Ему требуется немалое усилие, чтобы оставаться спокойным, не улыбнуться и ничем не выдать своего взволнованного нетерпения.
- Кто?
- Демоны, - глаза ее мечутся из стороны в сторону, такие блестящие, как будто она рассказывает ему о своем первом поцелуе, - Они живут у меня в животе.
Кончики его пальцев вжимаются друг в друга.
- И давно они там?
Она пожимает плечами.
- Я не помню, - глаза ее сощуриваются, но он совершает ошибку, думая, что она вспоминает. Воображение ее дарит ей прекрасные картины того, как она один за другим ломает карандаши в спине этого гадкого создания.
- Как они появились? - он открывает записную книжку в кожаном переплете, берет со стола черную шариковую ручку.
- Не знаю. Я просто почувствовала их.
- Что они делают? - он ведет сталью по бумаге, но чернильного следа не остается, как не остается воспоминаний об электрошоке.
- Кружатся.
Он вытягивает один из карандашей и она замирает, она останавливает вдох на середине. Его выбором стал единственный красный, он не замечает сломанного грифеля, он подносит его к бумаге и в то мгновение, когда дерево с оглушающим хрустом впивается в нее, девушка вздрагивает и чувствует пугающий жар между ног.
Она задумывается о том, что не знает, как делают карандаши, как помещают в тонкое дерево черный стержень и эта тайна добавляется к длинному списку, в котором уже отмечены секреты изготовления таблеток, снимающих головную боль, настоящие причины набухания полового члена, несоответствие между внешним видом букв и их произношением, назначение шипов на кустарниках с горькими ягодами, причиной, по которой лисицы становятся рыжими весной и многими прочими явлениями, найти объяснение которым собственными силами она не смогла.

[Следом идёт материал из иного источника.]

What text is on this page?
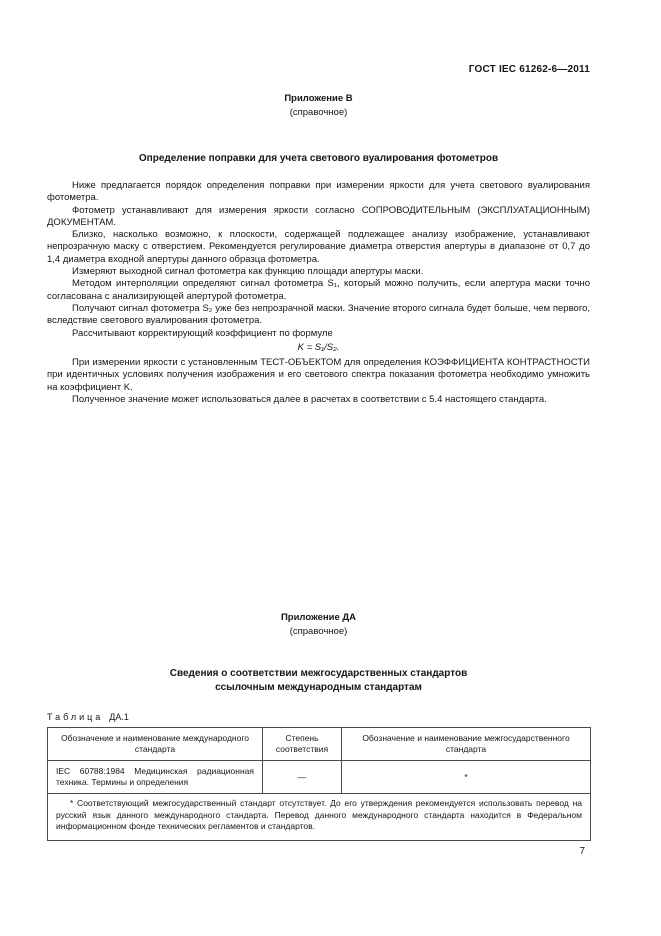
ГОСТ IEC 61262-6—2011
Приложение В
(справочное)
Определение поправки для учета светового вуалирования фотометров

Ниже предлагается порядок определения поправки при измерении яркости для учета светового вуалирования фотометра.

Фотометр устанавливают для измерения яркости согласно СОПРОВОДИТЕЛЬНЫМ (ЭКСПЛУАТАЦИОННЫМ) ДОКУМЕНТАМ.

Близко, насколько возможно, к плоскости, содержащей подлежащее анализу изображение, устанавливают непрозрачную маску с отверстием. Рекомендуется регулирование диаметра отверстия апертуры в диапазоне от 0,7 до 1,4 диаметра входной апертуры данного образца фотометра.

Измеряют выходной сигнал фотометра как функцию площади апертуры маски.

Методом интерполяции определяют сигнал фотометра S₁, который можно получить, если апертура маски точно согласована с анализирующей апертурой фотометра.

Получают сигнал фотометра S₂ уже без непрозрачной маски. Значение второго сигнала будет больше, чем первого, вследствие светового вуалирования фотометра.

Рассчитывают корректирующий коэффициент по формуле

K = S₁/S₂.

При измерении яркости с установленным ТЕСТ-ОБЪЕКТОМ для определения КОЭФФИЦИЕНТА КОНТРАСТНОСТИ при идентичных условиях получения изображения и его светового спектра показания фотометра необходимо умножить на коэффициент K.

Полученное значение может использоваться далее в расчетах в соответствии с 5.4 настоящего стандарта.

Приложение ДА
(справочное)
Сведения о соответствии межгосударственных стандартов
ссылочным международным стандартам
Таблица ДА.1
Обозначение и наименование международного стандарта	Степень соответствия	Обозначение и наименование межгосударственного стандарта
IEC 60788:1984 Медицинская радиационная техника. Термины и определения	—	*
* Соответствующий межгосударственный стандарт отсутствует. До его утверждения рекомендуется использовать перевод на русский язык данного международного стандарта. Перевод данного международного стандарта находится в Федеральном информационном фонде технических регламентов и стандартов.		
7
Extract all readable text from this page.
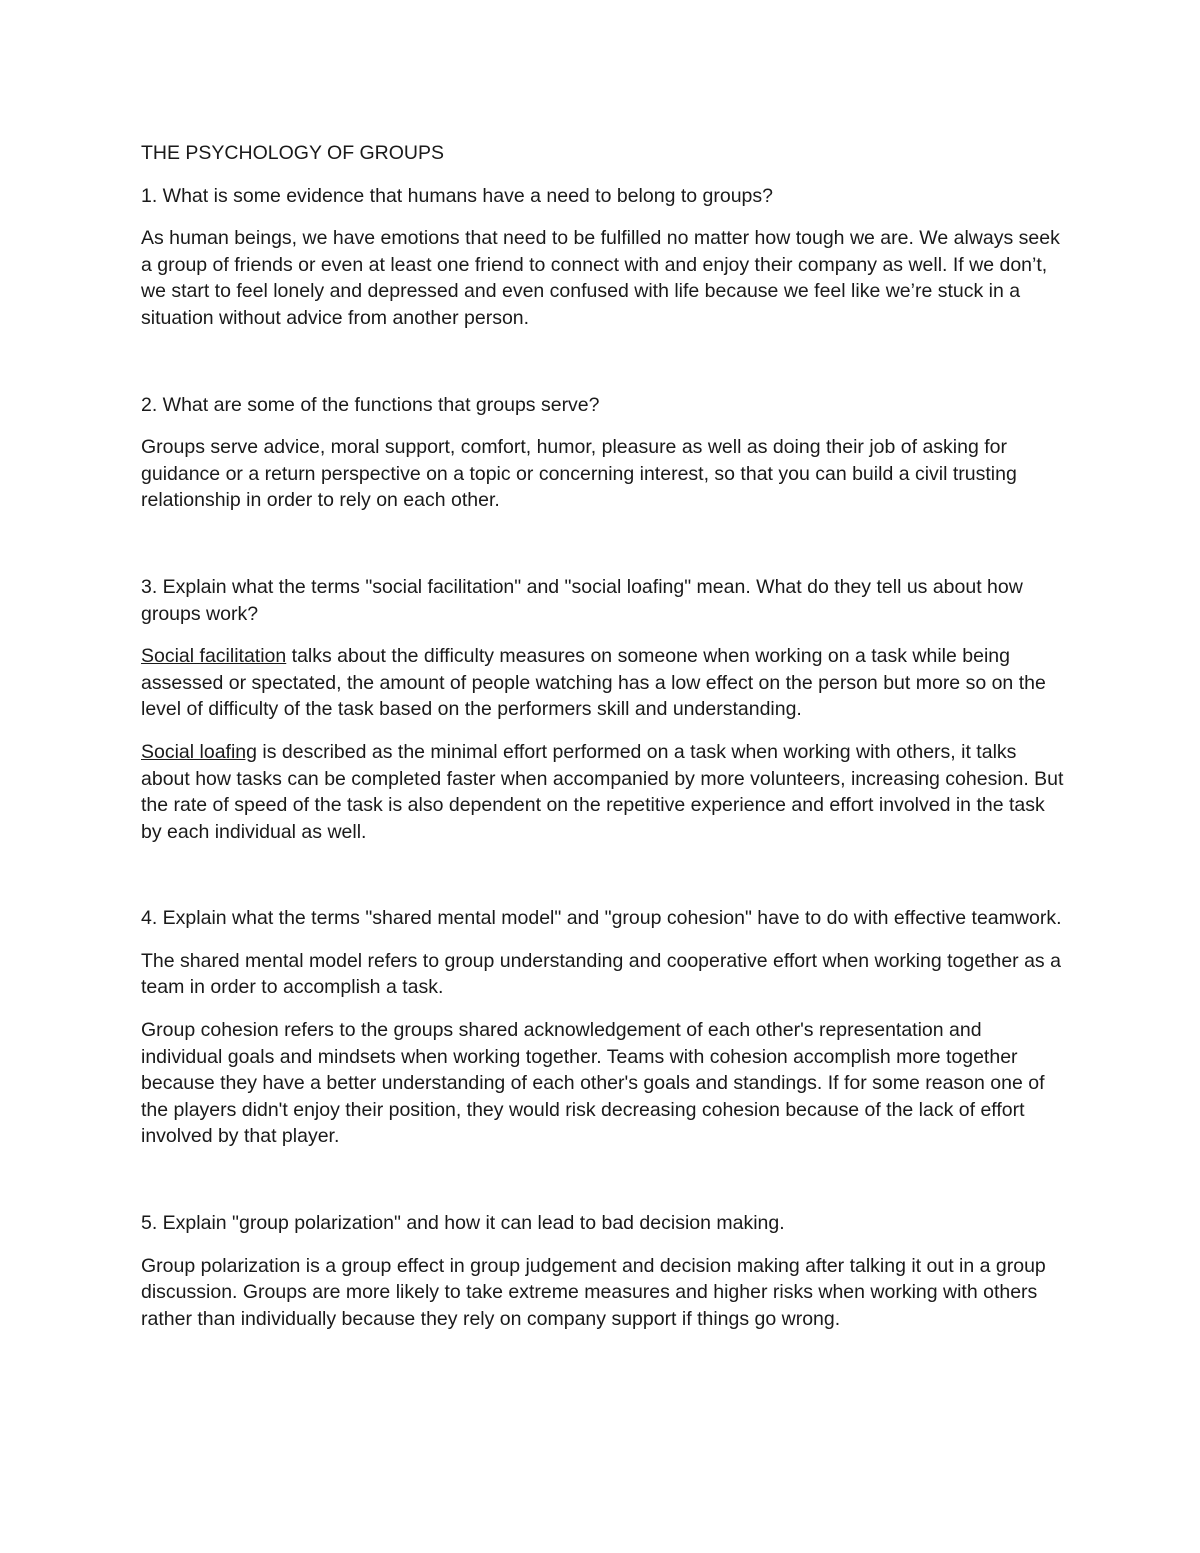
THE PSYCHOLOGY OF GROUPS

1. What is some evidence that humans have a need to belong to groups?

As human beings, we have emotions that need to be fulfilled no matter how tough we are. We always seek a group of friends or even at least one friend to connect with and enjoy their company as well. If we don’t, we start to feel lonely and depressed and even confused with life because we feel like we’re stuck in a situation without advice from another person.

2. What are some of the functions that groups serve?

Groups serve advice, moral support, comfort, humor, pleasure as well as doing their job of asking for guidance or a return perspective on a topic or concerning interest, so that you can build a civil trusting relationship in order to rely on each other.

3. Explain what the terms "social facilitation" and "social loafing" mean. What do they tell us about how groups work?

Social facilitation talks about the difficulty measures on someone when working on a task while being assessed or spectated, the amount of people watching has a low effect on the person but more so on the level of difficulty of the task based on the performers skill and understanding.

Social loafing is described as the minimal effort performed on a task when working with others, it talks about how tasks can be completed faster when accompanied by more volunteers, increasing cohesion. But the rate of speed of the task is also dependent on the repetitive experience and effort involved in the task by each individual as well.

4. Explain what the terms "shared mental model" and "group cohesion" have to do with effective teamwork.

The shared mental model refers to group understanding and cooperative effort when working together as a team in order to accomplish a task.

Group cohesion refers to the groups shared acknowledgement of each other's representation and individual goals and mindsets when working together. Teams with cohesion accomplish more together because they have a better understanding of each other's goals and standings. If for some reason one of the players didn't enjoy their position, they would risk decreasing cohesion because of the lack of effort involved by that player.

5. Explain "group polarization" and how it can lead to bad decision making.

Group polarization is a group effect in group judgement and decision making after talking it out in a group discussion. Groups are more likely to take extreme measures and higher risks when working with others rather than individually because they rely on company support if things go wrong.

Пробормотав неясное проклятье, он бросает карандаш на стол и берет другой, записывает невидимое ей, но необходимое.
- Я отправлю вас к специалисту.
- Демонологу?
Едва заметную улыбку его смог бы различить только самый ловкий в рассказах охотник.
Он кивает, выписывая направление, карандаш скользит по желтоватой бумаге, с наслаждением пересекая высеченные на ней ровные тонкие линии.
Ночью она слышит голос.
Вторгаясь в ее беспокойный сон так же, как голодная змея пробирается в гнездо незадачливой птицы, он зовет ее по имени и сперва она не признает его, отмахивается от него руками, мечется из стороны в сторону, пытается скрыться под подушкой, но затем, в мгновение, когда призраки сновидений отступают, испугавшись кошачьей тени, она слышит этот зов так ясно, что вскакивает на постели и простыня съезжает на пол, прикрывая блестящие под кроватью глаза.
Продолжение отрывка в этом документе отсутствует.